Germany celebrates this year the Centennial of the death of her greatest man of letters,
Johann Wolfgang Goethe, as the United States celebrates the bicentennial of the birth
of George Washington, her greatest General, Statesman and President. Both were
Freemasons! It is a continual puzzle to Masons, why Washington’s biographers so seldom
- almost never - mention either his Masonic correspondence, membership and Mastership;
or the tremendous, if quiet, influence which Freemasonry had upon his life, character and
activities. The same puzzle exists about the biographers of the great Germany Poet. To an i
nterested and understanding Freemason, his works are replete with Masonic allusions;
some of them obviously inspired by Masonic teachings.
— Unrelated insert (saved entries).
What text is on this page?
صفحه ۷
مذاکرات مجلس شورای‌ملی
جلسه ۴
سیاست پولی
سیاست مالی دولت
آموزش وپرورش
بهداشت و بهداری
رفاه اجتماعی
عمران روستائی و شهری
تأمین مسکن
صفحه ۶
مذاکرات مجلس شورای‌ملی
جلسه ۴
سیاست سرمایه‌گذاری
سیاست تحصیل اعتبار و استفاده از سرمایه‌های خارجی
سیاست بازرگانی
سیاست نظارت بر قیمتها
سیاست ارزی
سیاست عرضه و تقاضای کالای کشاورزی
To the Profane, this influence may
be non- existent; perhaps it is because so few of the passionate admirers of the great German
- who have sung the ever-increasing chorus of praise for his life and labors - have been Masons,
and therefore the majority have no background of Craft understanding.
Many of his biographers put great stress upon his stay in Strassburg
and his studies of Gothic Architecture, particularly under the
tutelage of the great thinker,, Herder, who is credited with
inspiring Goethe with his love - even his veneration - for Gothic
buildings. Freemasons will see in his stay in Strassburg, where the
great Gothic minister dominated his thought with its beauty, the
progenitor of that desire to know more of the Craft which had built
it - a desire to be gratified when he was thirty-one years of age.
He was initiated in Lodge Amalia, at Weimar (where he lived most of
his life and where he died) on the eve of the Feast of St. John the
Baptist, in 1780.
Just how or why he became a Mason we do not know; neither can we know
much of what impression his initiation made upon him. For it must
not be supposed that the Masonry practiced then by the Lodge Amalia
was the Masonry we know; although doubtless it held some of our
essentials.
The Lodge at Weimar was then under the “Rite of Strict Observance,”
that curious compound of politics, religion and Knights Templarism.